Ma, come dicevamo, il problema esiste. Ed è molto sfidante, come sanno bene molti genitori dei 355mila bebè nati nel 2025 in Italia. E sì, il rumore di una lavatrice o un giro in auto aiutano, come vedremo meglio in seguito.

Non è un caso che si sia deciso di sostituire l’espressione “coliche” con un più generico sindrome da distress infantile nelle nuove linee guida Roma V pubblicate dalla Rome Foundation, un’organizzazione internazionale di esperti che studia i disturbi legati all’interazione tra l’intestino e il cervello.

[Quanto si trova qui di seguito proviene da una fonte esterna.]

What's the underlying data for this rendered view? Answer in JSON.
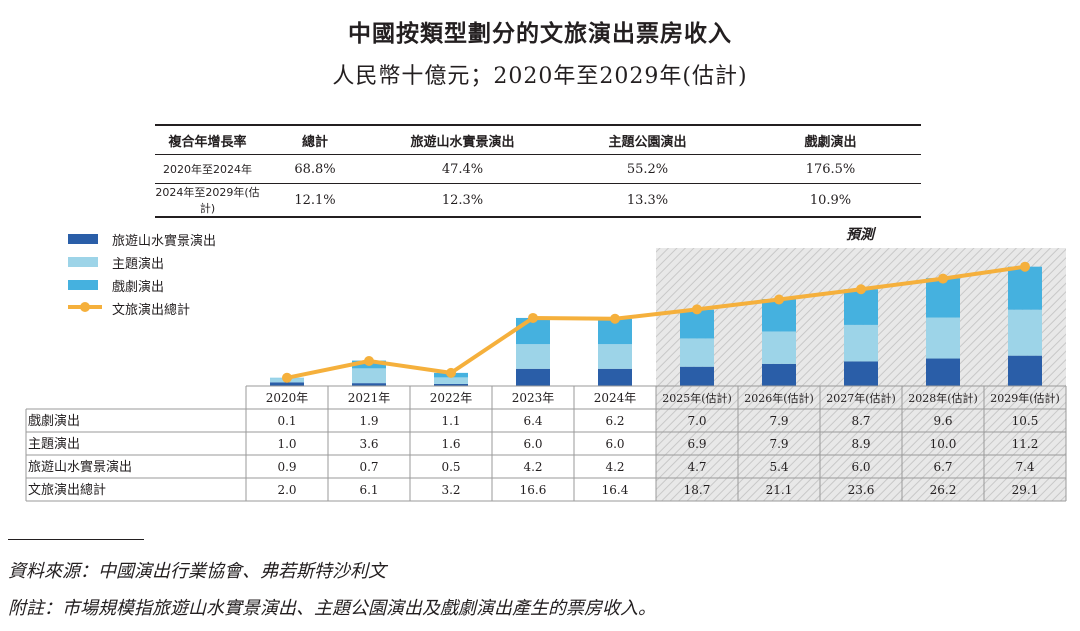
{
  "title": "中國按類型劃分的文旅演出票房收入",
  "subtitle": "人民幣十億元；2020年至2029年(估計)",
  "cagr_table": {
    "headers": [
      "複合年增長率",
      "總計",
      "旅遊山水實景演出",
      "主題公園演出",
      "戲劇演出"
    ],
    "rows": [
      [
        "2020年至2024年",
        "68.8%",
        "47.4%",
        "55.2%",
        "176.5%"
      ],
      [
        "2024年至2029年(估計)",
        "12.1%",
        "12.3%",
        "13.3%",
        "10.9%"
      ]
    ]
  },
  "forecast_label": "預測",
  "colors": {
    "landscape": "#2a5ea8",
    "theme": "#9dd4e8",
    "drama": "#45b1df",
    "total_line": "#f5b03c",
    "forecast_bg": "#e8e8e8"
  },
  "chart_data": {
    "type": "bar",
    "stacked": true,
    "title": "中國按類型劃分的文旅演出票房收入",
    "ylabel": "人民幣十億元",
    "categories": [
      "2020年",
      "2021年",
      "2022年",
      "2023年",
      "2024年",
      "2025年(估計)",
      "2026年(估計)",
      "2027年(估計)",
      "2028年(估計)",
      "2029年(估計)"
    ],
    "forecast_start_index": 5,
    "series": [
      {
        "name": "旅遊山水實景演出",
        "key": "landscape",
        "values": [
          0.9,
          0.7,
          0.5,
          4.2,
          4.2,
          4.7,
          5.4,
          6.0,
          6.7,
          7.4
        ]
      },
      {
        "name": "主題演出",
        "key": "theme",
        "values": [
          1.0,
          3.6,
          1.6,
          6.0,
          6.0,
          6.9,
          7.9,
          8.9,
          10.0,
          11.2
        ]
      },
      {
        "name": "戲劇演出",
        "key": "drama",
        "values": [
          0.1,
          1.9,
          1.1,
          6.4,
          6.2,
          7.0,
          7.9,
          8.7,
          9.6,
          10.5
        ]
      }
    ],
    "total_series": {
      "name": "文旅演出總計",
      "type": "line",
      "values": [
        2.0,
        6.1,
        3.2,
        16.6,
        16.4,
        18.7,
        21.1,
        23.6,
        26.2,
        29.1
      ]
    },
    "data_table": {
      "row_labels": [
        "戲劇演出",
        "主題演出",
        "旅遊山水實景演出",
        "文旅演出總計"
      ],
      "rows": [
        [
          "0.1",
          "1.9",
          "1.1",
          "6.4",
          "6.2",
          "7.0",
          "7.9",
          "8.7",
          "9.6",
          "10.5"
        ],
        [
          "1.0",
          "3.6",
          "1.6",
          "6.0",
          "6.0",
          "6.9",
          "7.9",
          "8.9",
          "10.0",
          "11.2"
        ],
        [
          "0.9",
          "0.7",
          "0.5",
          "4.2",
          "4.2",
          "4.7",
          "5.4",
          "6.0",
          "6.7",
          "7.4"
        ],
        [
          "2.0",
          "6.1",
          "3.2",
          "16.6",
          "16.4",
          "18.7",
          "21.1",
          "23.6",
          "26.2",
          "29.1"
        ]
      ]
    },
    "legend": [
      "旅遊山水實景演出",
      "主題演出",
      "戲劇演出",
      "文旅演出總計"
    ],
    "legend_position": "top-left"
  },
  "source": "資料來源：中國演出行業協會、弗若斯特沙利文",
  "remark": "附註：市場規模指旅遊山水實景演出、主題公園演出及戲劇演出產生的票房收入。"
}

Tra coliche e sindrome, non è solo una questione di nome 

Oltre al nome, cambiano i criteri per diagnosticare il problema. Finora, infatti, le coliche dei bebè si usava la “regola del tre” stabilita all’inizio degli anni Cinquanta da un pediatra statunitense: un bambino doveva iniziare prima dei tre mesi a piangere almeno tre ore al giorno, per almeno tre giorni a settimana, almeno tre settimane di fila. La sindrome da distress infantile si diagnostica invece quando il bambino, prima di compiere cinque mesi, comincia a piangere o agitarsi a lungo senza apparente motivo, con episodi che si ripetono nel tempo e che i genitori non riescono né a prevenire né a risolvere in alcun modo. 

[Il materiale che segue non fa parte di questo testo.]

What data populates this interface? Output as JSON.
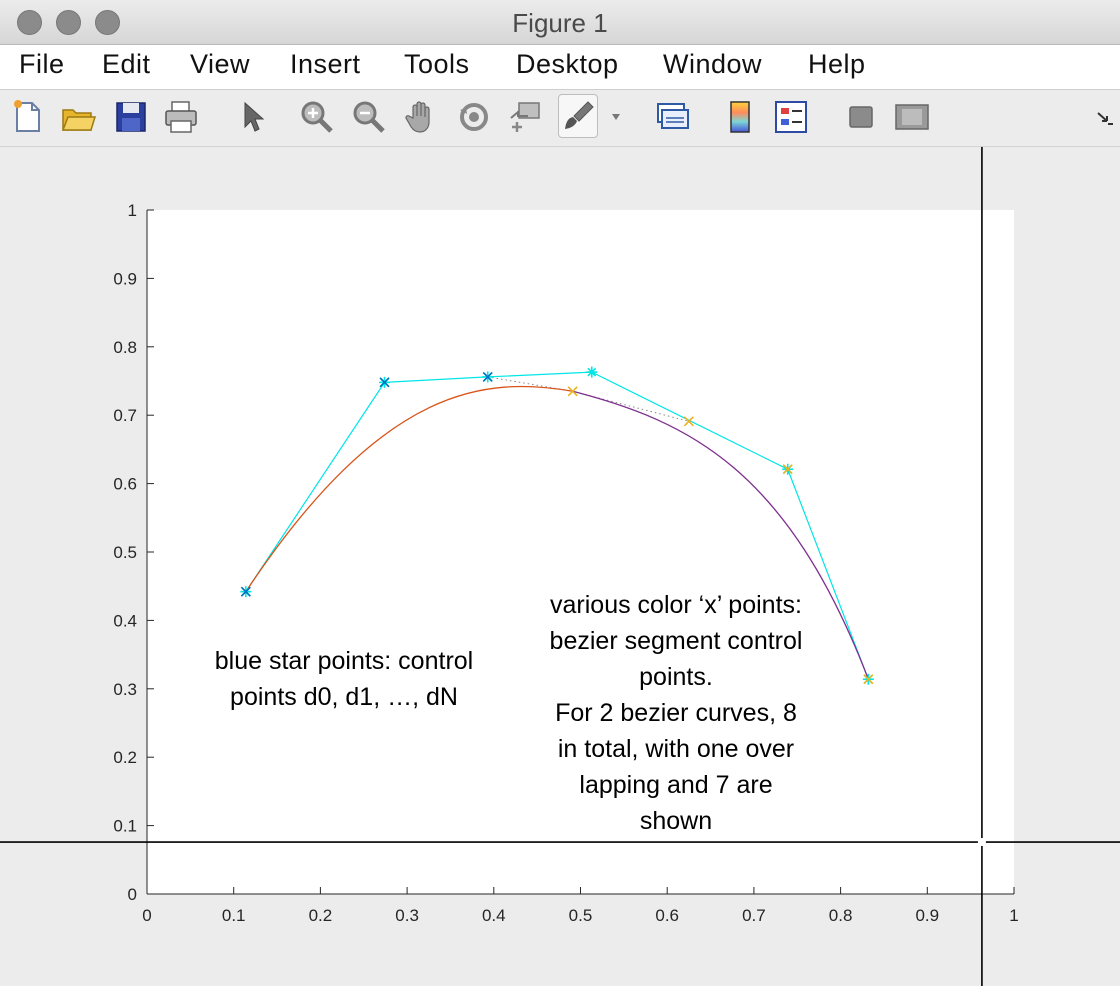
{
  "window": {
    "title": "Figure 1"
  },
  "menu": {
    "items": [
      "File",
      "Edit",
      "View",
      "Insert",
      "Tools",
      "Desktop",
      "Window",
      "Help"
    ]
  },
  "toolbar": {
    "icons": [
      "new-figure-icon",
      "open-folder-icon",
      "save-icon",
      "print-icon",
      "pointer-arrow-icon",
      "zoom-in-icon",
      "zoom-out-icon",
      "pan-hand-icon",
      "rotate-3d-icon",
      "data-cursor-icon",
      "brush-icon",
      "brush-dropdown-icon",
      "link-plot-icon",
      "colorbar-icon",
      "legend-icon",
      "hide-plot-tools-icon",
      "show-plot-tools-icon",
      "dock-arrow-icon"
    ]
  },
  "annotations": {
    "left": [
      "blue star points: control",
      "points d0, d1, …, dN"
    ],
    "right": [
      "various color ‘x’ points:",
      "bezier segment control",
      "points.",
      "For 2 bezier curves, 8",
      "in total, with one over",
      "lapping and 7 are",
      "shown"
    ]
  },
  "chart_data": {
    "type": "line",
    "xlim": [
      0,
      1
    ],
    "ylim": [
      0,
      1
    ],
    "xticks": [
      0,
      0.1,
      0.2,
      0.3,
      0.4,
      0.5,
      0.6,
      0.7,
      0.8,
      0.9,
      1
    ],
    "yticks": [
      0,
      0.1,
      0.2,
      0.3,
      0.4,
      0.5,
      0.6,
      0.7,
      0.8,
      0.9,
      1
    ],
    "xtick_labels": [
      "0",
      "0.1",
      "0.2",
      "0.3",
      "0.4",
      "0.5",
      "0.6",
      "0.7",
      "0.8",
      "0.9",
      "1"
    ],
    "ytick_labels": [
      "0",
      "0.1",
      "0.2",
      "0.3",
      "0.4",
      "0.5",
      "0.6",
      "0.7",
      "0.8",
      "0.9",
      "1"
    ],
    "grid": false,
    "control_polygon": {
      "color": "#00e5e5",
      "x": [
        0.114,
        0.274,
        0.393,
        0.513,
        0.739,
        0.832
      ],
      "y": [
        0.442,
        0.748,
        0.756,
        0.763,
        0.621,
        0.314
      ]
    },
    "bezier_control_points": [
      {
        "x": 0.114,
        "y": 0.442,
        "color": "#0072bd"
      },
      {
        "x": 0.274,
        "y": 0.748,
        "color": "#0072bd"
      },
      {
        "x": 0.393,
        "y": 0.756,
        "color": "#0072bd"
      },
      {
        "x": 0.491,
        "y": 0.735,
        "color": "#edb120"
      },
      {
        "x": 0.625,
        "y": 0.691,
        "color": "#edb120"
      },
      {
        "x": 0.739,
        "y": 0.621,
        "color": "#edb120"
      },
      {
        "x": 0.832,
        "y": 0.314,
        "color": "#edb120"
      }
    ],
    "dotted_connector": {
      "color": "#888888",
      "x": [
        0.393,
        0.491,
        0.625
      ],
      "y": [
        0.756,
        0.735,
        0.691
      ]
    },
    "series": [
      {
        "color": "#d95319",
        "p0": [
          0.114,
          0.442
        ],
        "p1": [
          0.274,
          0.748
        ],
        "p2": [
          0.393,
          0.756
        ],
        "p3": [
          0.491,
          0.735
        ]
      },
      {
        "color": "#7e2f8e",
        "p0": [
          0.491,
          0.735
        ],
        "p1": [
          0.625,
          0.691
        ],
        "p2": [
          0.739,
          0.621
        ],
        "p3": [
          0.832,
          0.314
        ]
      }
    ],
    "crosshair": {
      "x": 0.963,
      "y": 0.076
    }
  }
}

Le cause misteriose del pianto inconsolabile del neonato

Qui i dottori anti-bufale alzano le mani: “Non sappiamo ancora con certezza che cosa provochi la sindrome da distress infantile. In passato, infatti, si pensava che il disagio derivasse dalla presenza di aria nella pancia o da un reflusso di acidi gastrici dallo stomaco all’esofago, ma nessuna di queste teorie ha retto alla prova di studi controllati sull’efficacia di farmaci specifici che, se queste fossero state le cause, avrebbero dovuto apportare beneficio”.

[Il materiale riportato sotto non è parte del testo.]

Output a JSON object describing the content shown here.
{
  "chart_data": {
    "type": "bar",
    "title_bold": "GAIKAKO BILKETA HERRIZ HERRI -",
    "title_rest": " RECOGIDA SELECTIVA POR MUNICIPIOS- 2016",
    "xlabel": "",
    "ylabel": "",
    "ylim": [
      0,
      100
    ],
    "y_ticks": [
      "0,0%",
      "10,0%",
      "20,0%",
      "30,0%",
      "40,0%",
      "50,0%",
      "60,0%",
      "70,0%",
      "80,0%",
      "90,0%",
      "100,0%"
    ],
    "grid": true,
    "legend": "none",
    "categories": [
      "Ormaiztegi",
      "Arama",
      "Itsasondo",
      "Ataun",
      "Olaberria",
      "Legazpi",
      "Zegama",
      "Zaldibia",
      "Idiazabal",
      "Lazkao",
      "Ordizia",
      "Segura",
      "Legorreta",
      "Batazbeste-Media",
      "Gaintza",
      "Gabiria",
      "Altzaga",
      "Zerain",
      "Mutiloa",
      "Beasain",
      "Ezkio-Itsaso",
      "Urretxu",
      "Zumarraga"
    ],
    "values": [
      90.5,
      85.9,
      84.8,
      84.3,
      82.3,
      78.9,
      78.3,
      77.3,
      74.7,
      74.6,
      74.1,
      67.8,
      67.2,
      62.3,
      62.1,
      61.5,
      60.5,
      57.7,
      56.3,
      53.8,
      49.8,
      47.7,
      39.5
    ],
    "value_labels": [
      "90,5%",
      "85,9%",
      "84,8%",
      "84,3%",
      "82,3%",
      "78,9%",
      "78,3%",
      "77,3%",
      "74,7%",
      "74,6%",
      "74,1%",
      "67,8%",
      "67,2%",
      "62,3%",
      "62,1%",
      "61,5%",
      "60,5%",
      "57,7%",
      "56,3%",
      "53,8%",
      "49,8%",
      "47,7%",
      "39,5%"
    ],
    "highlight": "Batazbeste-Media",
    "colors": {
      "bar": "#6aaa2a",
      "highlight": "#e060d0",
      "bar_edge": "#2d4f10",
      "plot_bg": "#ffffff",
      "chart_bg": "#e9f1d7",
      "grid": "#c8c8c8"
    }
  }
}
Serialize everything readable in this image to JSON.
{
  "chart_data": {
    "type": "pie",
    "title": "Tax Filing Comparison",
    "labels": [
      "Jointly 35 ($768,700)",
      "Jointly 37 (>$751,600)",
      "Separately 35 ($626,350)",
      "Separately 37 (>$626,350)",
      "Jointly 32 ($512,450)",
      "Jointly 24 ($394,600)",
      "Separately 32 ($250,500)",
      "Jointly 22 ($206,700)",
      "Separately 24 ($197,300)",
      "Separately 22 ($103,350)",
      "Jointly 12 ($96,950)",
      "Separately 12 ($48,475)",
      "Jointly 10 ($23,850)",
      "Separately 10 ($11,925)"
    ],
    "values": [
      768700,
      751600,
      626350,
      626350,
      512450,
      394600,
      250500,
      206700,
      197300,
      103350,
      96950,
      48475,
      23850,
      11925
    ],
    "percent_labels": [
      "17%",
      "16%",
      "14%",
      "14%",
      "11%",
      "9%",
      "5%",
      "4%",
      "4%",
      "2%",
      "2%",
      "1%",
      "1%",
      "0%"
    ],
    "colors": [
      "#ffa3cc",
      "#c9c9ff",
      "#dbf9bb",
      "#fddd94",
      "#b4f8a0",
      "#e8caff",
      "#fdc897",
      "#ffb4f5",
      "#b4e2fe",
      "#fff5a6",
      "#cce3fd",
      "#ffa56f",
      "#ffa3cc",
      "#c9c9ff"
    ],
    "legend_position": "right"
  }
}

Un’interessante linea di ricerca riguarda la composizione del microbiota intestinale, che in questi bimbi potrebbe essere più uniforme, con una minore varietà di microrganismi, rispetto a quello dei coetanei che non soffrono di “coliche”. Alcuni studi mostrano un certo beneficio dalla somministrazione di alcuni probiotici, cioè ceppi batterici vivi che dovrebbero avere un’azione benefica sull’intestino, “ma si tratta di dati che richiedono ulteriori conferme”, precisano i dottori anti-fakenews.

Coliche o sindrome? Cosa fare

Come gestire questo fenomeno? Occorre verificare che il bebè “non abbia dolore da qualche parte, fame o sete, caldo o freddo, che non abbia sporcato il pannolino o non sia soggetto a un’eccessiva stimolazione da parte dell’ambiente in cui si trova. Se rimediare a queste possibili fonti di disagio non basta a calmarlo, si possono provare varie strategie:

Prendere in braccio il bambino e cullarlo, magari camminando per la stanza, avvolgendolo in una copertina soffice, cantando e parlandogli dolcemente;

Piegarsi avanti e indietro mentre lo si tiene in braccio, oppure trovare altri modi per farla o farlo dondolare;

Massaggiargli gentilmente la schiena;

Cambiargli posizione, tirandolo su seduto se era sdraiato o girandolo col viso verso l’esterno;

Tenerlo vicino a suoni bassi e ritmici, come il rumore della lavatrice, di un ventilatore o la registrazione del battito di un cuore, o più in generale a quelli che vengono definiti “rumori bianchi”,

Uscire a fare un giro in macchina, il cui movimento e rumore calma molti bambini;

Provare a dargli o darle un ciuccio.

Ma attenzione: il pianto inconsolabile da coliche può mettere in crisi anche mamma e papà. Ecco perchè i dottori anti-bufale raccomando agli adulti che si prendono cura del bambino di tutelare “la propria serenità, chiedendo e accettando aiuto, per evitare di alimentare un circolo vizioso” che finisce per peggiorare la situazione.  Una raccomandazione da non dimenticare.